Wilcox and his three new assistants arrived days later to remake a unit that this season is the identity of Husky football.

"I mean, obviously you want to be optimistic and think positively that we could improve from last year," Glenn said. "But once we kind of got going a little bit and I realized what the schemes were and what he was doing and how our personnel fit it, I thought we'd definitely be a lot better than we were last year.

"Now, we are really starting to play our best football, at the end of the season. I mean, this is how you want to be playing in November, late November."

In last weekend's 38-3 win at Colorado the Huskies - without Trufant -- allowed their fewest points on the road in a dozen years, since a 51-3 win over WSU in the 2000 Apple Cup.

This year's Cougars will provide the latest to test UW's improved pass defense.

Washington State has thrown the ball 571 times in 11 games, the most in the Football Bowl Subdivision. WSU is 10th in the nation in pass offense under spread-`em-out, first-year coach Mike Leach. The Cougars have thrown for 3,615 yards in the air, an average of 329 yards per game, with 23 touchdown passes.

But the Huskies could find opportunities to make more plays on the ball Friday inside Martin Stadium. WSU's quarterbacks Connor Holiday and Jeff Tuel have thrown 19 interceptions.
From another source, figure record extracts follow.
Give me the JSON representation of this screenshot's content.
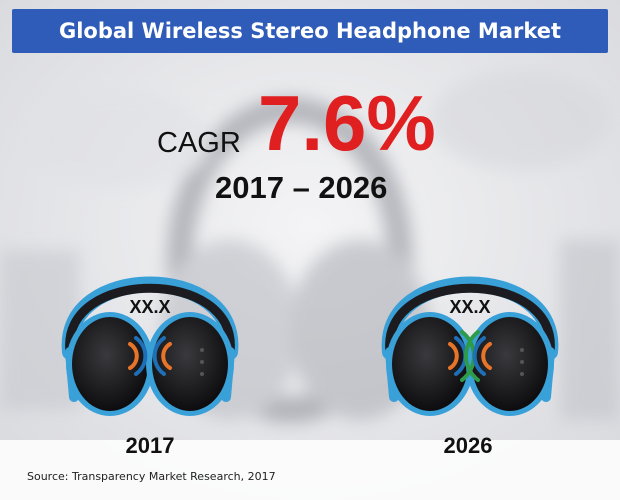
{
  "title": "Global Wireless Stereo Headphone Market",
  "cagr": {
    "label": "CAGR",
    "value": "7.6%",
    "period": "2017 – 2026"
  },
  "headphones": [
    {
      "year": "2017",
      "value": "XX.X"
    },
    {
      "year": "2026",
      "value": "XX.X"
    }
  ],
  "source": "Source: Transparency Market Research, 2017",
  "colors": {
    "title_bar": "#2e5cb8",
    "cagr_value": "#e02020",
    "headband": "#3aa0d8",
    "wave_orange": "#e8742a",
    "wave_blue": "#1e6fb5",
    "wave_green": "#2e9b4a"
  }
}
Only Western Michigan, with 21, has thrown more in the FBS this season.

"I know we had some tough ball games early in the year against spread teams," Sarkisian said, referring to UW's losses to Oregon and Arizona in October. "But I would like to think that with our athleticism that won't be as big a problem in the future."

Sarkisian smiled when asked immediately after Saturday's win outside the visitors' locker room at Folsom Field in Boulder if he could have envisioned such a dramatic turnaround so soon from his defense.

"I didn't know what to expect," he said. "I thought we had some pretty talented guys. I thought we could recruit some guys who could step in right away.

"One thing I have appreciated about Justin is, he's evolved as a defensive coordinator from Boise (State) to Tennessee to even early on with us to fit the personnel that we have and to put the players that we have in the best positions to be successful. And we're seeing some of those younger players get better as the season's gone on.

"It's a credit to our defensive staff for adjusting to what our guys can do well."

INSIDE THE DAWGS: Austin Seferian-Jenkins was named Monday one of three finalists for the John Mackey Award given annually to the nation's top tight end, one week after he was the only sophomore on the semifinalist list of eight. Last weekend Seferian-Jenkins caught his 11th career touchdown pass to set a new UW record for tight ends. His 99 receptions and 1,289 yards receiving are also all-time school records for the position. His 58 catches this season are yet another UW record for tight ends, and ASJ needs 45 yards receiving to pass Dave Williams' Huskies single-season, tight-end record of 795 yards receiving. "If there are three better tight ends in the country, I'd like to see them," Sarkisian said. ... The Huskies will have a team Thanksgiving meal early Thursday afternoon on campus after practice and before that afternoon's team flight to Pullman. ... The early forecast for Friday's game on the Palouse: Cloudy with temperatures in the upper 30s to low 40s.